8. You will need a clear and concise return policy with a deadline for when return is no longer an option. Outline how the refund will be issued and what costs will be accepted by whom. Also specify that the violin must return in the same condition that it was shipped. Do not spend the money until the return deadline is passed.

9. The final challenge is that many of these rules can change at any time. Violins do not sell quickly and the rules can change at any time. Having just one violin can be a blessing and a curse. The blessing is that you do not have to adjust to the constant landscape. The curse is that you have to learn the whole landscape just to do this once.

Violins can take years and even decades to sell. You will be told that you will sell it someday. That day may be a decade or two away in some instances but yes you or the next generation will sell it someday. But I must close on an optimistic note. That is that even less often than a lottery win happens some famous lost violin shows up in the strangest of places and the dream becomes reality. Yes it has happened. And so do some of the smaller dreams that you find a nice violin and you realize the value of saving it through the generations.

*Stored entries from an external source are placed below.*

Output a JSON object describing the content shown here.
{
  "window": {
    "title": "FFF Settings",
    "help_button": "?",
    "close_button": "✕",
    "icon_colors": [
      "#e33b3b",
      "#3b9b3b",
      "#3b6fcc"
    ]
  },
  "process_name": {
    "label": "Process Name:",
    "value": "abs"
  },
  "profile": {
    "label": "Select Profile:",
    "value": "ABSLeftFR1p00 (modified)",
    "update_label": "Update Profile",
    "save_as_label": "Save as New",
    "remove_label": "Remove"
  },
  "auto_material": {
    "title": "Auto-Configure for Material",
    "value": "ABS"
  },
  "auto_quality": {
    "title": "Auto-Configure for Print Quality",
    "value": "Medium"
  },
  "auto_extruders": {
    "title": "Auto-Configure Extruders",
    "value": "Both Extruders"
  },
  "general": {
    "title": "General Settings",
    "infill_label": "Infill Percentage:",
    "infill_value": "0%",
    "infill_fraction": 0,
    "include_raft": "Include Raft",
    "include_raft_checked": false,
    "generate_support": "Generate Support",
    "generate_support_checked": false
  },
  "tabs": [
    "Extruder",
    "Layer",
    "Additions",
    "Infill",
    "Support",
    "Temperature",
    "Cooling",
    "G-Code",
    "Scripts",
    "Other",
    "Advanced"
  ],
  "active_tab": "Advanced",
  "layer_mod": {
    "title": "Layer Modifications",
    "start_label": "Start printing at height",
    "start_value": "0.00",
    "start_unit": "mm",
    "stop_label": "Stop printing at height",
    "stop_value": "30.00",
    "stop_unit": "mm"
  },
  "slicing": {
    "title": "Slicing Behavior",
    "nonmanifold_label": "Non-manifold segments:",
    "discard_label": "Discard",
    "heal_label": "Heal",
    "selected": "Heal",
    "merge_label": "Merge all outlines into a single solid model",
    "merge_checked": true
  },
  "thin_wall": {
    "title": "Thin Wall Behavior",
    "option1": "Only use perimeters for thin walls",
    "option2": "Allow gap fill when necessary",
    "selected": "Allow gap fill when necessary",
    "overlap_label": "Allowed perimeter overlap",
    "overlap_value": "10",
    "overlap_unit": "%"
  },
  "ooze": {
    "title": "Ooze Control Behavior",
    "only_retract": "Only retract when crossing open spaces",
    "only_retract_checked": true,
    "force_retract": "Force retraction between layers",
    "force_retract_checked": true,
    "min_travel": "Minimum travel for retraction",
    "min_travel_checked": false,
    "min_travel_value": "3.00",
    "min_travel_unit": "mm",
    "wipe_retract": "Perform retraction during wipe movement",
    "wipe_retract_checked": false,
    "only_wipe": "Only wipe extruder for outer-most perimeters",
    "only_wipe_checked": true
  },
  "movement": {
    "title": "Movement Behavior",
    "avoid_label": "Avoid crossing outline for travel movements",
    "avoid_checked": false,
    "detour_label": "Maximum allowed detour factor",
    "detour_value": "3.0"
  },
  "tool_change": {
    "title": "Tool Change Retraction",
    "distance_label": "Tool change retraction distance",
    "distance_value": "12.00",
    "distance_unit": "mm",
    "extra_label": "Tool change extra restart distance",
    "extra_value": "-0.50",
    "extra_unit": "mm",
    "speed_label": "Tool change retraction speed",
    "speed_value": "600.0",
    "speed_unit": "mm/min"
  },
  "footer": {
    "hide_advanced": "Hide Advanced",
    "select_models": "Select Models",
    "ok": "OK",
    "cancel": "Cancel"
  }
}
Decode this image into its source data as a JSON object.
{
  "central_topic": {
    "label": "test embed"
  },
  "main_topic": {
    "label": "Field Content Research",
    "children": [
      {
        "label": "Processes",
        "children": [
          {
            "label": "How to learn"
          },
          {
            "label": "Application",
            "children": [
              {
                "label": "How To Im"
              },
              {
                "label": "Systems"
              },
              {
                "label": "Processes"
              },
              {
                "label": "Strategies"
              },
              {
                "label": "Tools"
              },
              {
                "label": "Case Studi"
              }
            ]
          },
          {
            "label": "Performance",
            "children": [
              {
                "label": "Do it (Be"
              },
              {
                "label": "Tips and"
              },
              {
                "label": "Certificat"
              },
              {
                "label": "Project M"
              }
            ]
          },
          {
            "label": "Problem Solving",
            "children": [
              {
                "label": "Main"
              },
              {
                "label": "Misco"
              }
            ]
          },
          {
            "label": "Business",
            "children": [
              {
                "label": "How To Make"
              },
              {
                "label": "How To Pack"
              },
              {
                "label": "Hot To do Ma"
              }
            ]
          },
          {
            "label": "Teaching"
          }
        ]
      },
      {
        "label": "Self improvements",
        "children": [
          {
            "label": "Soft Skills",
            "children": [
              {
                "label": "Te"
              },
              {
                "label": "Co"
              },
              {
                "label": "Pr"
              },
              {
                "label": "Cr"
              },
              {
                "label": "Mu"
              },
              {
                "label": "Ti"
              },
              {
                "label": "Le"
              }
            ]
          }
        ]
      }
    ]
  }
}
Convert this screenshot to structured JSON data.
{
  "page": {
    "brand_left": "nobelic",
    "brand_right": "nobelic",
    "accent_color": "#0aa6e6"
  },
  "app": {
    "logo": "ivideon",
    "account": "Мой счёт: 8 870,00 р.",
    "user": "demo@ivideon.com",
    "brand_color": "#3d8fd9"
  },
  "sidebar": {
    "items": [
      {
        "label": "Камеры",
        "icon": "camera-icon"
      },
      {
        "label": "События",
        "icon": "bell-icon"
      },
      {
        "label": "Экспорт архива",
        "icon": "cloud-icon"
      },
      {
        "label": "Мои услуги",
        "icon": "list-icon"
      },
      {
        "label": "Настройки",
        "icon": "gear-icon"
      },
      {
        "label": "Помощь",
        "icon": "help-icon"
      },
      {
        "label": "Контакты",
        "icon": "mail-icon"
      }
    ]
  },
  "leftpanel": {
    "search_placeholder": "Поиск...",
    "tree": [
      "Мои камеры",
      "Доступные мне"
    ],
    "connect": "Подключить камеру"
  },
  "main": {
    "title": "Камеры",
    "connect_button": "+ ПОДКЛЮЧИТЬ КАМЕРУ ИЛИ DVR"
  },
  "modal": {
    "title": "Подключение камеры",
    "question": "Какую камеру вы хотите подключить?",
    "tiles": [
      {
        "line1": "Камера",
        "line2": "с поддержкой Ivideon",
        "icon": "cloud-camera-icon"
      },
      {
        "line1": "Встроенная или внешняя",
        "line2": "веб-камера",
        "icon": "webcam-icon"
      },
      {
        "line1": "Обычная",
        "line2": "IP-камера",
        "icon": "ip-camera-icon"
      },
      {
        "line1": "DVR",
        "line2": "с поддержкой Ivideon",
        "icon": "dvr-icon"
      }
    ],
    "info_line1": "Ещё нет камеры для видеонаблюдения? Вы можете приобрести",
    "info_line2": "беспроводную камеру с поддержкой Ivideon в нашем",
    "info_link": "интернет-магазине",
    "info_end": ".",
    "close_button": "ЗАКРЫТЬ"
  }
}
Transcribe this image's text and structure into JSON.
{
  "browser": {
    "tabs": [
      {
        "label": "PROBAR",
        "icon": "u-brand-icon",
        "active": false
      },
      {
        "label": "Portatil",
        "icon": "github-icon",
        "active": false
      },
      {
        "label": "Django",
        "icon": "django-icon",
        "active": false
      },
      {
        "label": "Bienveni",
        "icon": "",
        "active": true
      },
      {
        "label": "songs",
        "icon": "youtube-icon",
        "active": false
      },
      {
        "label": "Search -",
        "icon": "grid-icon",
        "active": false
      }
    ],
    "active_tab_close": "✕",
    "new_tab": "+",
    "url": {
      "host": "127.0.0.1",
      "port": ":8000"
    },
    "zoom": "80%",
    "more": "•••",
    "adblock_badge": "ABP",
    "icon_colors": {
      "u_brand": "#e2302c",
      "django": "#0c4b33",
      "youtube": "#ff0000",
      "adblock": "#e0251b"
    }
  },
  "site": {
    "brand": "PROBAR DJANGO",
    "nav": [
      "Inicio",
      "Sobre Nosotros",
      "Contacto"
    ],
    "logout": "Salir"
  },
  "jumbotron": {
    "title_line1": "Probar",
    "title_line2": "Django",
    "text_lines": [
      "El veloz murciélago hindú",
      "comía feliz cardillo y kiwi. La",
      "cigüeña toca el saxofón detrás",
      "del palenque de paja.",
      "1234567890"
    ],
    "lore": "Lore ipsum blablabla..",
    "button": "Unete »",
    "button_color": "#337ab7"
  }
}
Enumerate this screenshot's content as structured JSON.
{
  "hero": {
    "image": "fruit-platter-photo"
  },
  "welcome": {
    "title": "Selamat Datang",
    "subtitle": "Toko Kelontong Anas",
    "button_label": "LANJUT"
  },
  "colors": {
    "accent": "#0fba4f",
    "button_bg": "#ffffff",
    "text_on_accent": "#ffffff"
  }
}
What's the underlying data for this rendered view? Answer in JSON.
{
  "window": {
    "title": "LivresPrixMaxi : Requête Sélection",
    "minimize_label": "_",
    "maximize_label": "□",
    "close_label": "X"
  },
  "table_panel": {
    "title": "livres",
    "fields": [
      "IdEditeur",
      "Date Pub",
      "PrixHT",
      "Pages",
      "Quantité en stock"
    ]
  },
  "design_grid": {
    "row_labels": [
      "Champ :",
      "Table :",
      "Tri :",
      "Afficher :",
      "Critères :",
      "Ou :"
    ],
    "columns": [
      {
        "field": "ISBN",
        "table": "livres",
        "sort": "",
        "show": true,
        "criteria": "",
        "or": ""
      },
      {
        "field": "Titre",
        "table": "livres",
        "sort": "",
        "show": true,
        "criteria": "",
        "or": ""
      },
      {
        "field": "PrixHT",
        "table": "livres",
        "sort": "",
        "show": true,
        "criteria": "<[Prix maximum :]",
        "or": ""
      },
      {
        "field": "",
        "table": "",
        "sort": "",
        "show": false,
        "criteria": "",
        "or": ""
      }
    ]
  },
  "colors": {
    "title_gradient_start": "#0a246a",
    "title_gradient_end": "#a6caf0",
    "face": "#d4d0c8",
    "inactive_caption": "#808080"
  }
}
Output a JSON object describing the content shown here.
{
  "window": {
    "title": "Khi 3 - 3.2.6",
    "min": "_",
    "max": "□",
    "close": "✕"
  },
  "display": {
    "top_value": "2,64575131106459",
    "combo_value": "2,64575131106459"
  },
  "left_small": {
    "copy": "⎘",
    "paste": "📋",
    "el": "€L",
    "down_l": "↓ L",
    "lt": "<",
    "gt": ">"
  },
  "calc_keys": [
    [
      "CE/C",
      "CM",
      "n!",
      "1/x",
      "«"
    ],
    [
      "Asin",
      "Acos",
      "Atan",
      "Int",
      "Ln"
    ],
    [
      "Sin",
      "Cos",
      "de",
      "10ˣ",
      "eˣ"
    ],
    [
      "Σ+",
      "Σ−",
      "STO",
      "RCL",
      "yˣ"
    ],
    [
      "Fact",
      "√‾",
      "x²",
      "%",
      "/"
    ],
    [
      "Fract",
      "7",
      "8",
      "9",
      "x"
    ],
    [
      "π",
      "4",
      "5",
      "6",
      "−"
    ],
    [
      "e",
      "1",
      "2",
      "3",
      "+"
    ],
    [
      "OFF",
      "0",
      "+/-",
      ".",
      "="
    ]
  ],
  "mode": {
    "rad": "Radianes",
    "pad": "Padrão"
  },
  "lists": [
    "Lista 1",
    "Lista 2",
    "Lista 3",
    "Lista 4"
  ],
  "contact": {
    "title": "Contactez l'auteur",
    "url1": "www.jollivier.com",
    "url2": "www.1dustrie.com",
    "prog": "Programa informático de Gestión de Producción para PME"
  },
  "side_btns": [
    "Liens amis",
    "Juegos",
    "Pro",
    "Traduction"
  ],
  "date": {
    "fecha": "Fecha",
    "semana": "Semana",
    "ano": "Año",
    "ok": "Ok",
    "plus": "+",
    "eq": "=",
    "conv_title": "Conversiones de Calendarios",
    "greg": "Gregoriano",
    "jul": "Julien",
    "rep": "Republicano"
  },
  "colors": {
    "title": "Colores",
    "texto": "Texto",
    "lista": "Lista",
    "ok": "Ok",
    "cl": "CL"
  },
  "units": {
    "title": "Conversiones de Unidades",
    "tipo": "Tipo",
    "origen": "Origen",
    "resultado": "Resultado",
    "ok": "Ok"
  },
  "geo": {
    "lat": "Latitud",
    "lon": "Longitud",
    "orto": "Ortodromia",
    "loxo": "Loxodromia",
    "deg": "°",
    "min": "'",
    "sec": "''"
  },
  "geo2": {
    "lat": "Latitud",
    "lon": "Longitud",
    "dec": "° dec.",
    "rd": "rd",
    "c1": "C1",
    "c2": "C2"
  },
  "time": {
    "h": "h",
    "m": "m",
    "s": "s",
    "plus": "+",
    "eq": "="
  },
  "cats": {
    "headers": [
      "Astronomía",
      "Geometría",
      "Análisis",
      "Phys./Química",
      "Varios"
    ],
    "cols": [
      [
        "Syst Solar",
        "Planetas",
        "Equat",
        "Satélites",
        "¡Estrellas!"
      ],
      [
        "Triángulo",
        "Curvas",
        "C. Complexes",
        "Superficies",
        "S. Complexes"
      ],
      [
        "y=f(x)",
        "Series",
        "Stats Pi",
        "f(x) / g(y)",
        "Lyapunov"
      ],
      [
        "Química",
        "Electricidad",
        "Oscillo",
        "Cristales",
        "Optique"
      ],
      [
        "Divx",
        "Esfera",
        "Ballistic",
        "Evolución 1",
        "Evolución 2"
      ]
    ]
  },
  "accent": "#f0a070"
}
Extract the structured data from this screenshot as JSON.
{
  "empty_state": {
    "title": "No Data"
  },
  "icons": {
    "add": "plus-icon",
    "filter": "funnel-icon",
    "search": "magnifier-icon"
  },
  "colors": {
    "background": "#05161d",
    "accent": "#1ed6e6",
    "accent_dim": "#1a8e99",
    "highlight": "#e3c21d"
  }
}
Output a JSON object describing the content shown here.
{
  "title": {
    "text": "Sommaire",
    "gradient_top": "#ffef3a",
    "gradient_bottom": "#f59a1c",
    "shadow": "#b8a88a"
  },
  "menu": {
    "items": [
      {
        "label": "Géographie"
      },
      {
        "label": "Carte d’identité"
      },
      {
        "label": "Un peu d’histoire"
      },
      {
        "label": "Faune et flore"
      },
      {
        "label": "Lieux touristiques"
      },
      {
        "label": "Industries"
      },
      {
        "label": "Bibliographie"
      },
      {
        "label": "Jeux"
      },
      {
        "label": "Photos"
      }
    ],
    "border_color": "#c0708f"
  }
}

We inherited 60 violins a few years ago. Most folks only inherit one or two. The violin marketplace is like any market niche. You need to know the technical stuff, the movers in the market and how to get full value for your goods. The folks in the violin market do not give up the inside info easily and there is nothing in the form of a violin market guide except buyer beware and seller beware. So one of my missions is to use the new publishing tools to help folks raise their awareness of the violin market, how it is constructed and how the internet is opening up this market niche. I hope you find these insights helpful and use some of the resources that I offer up.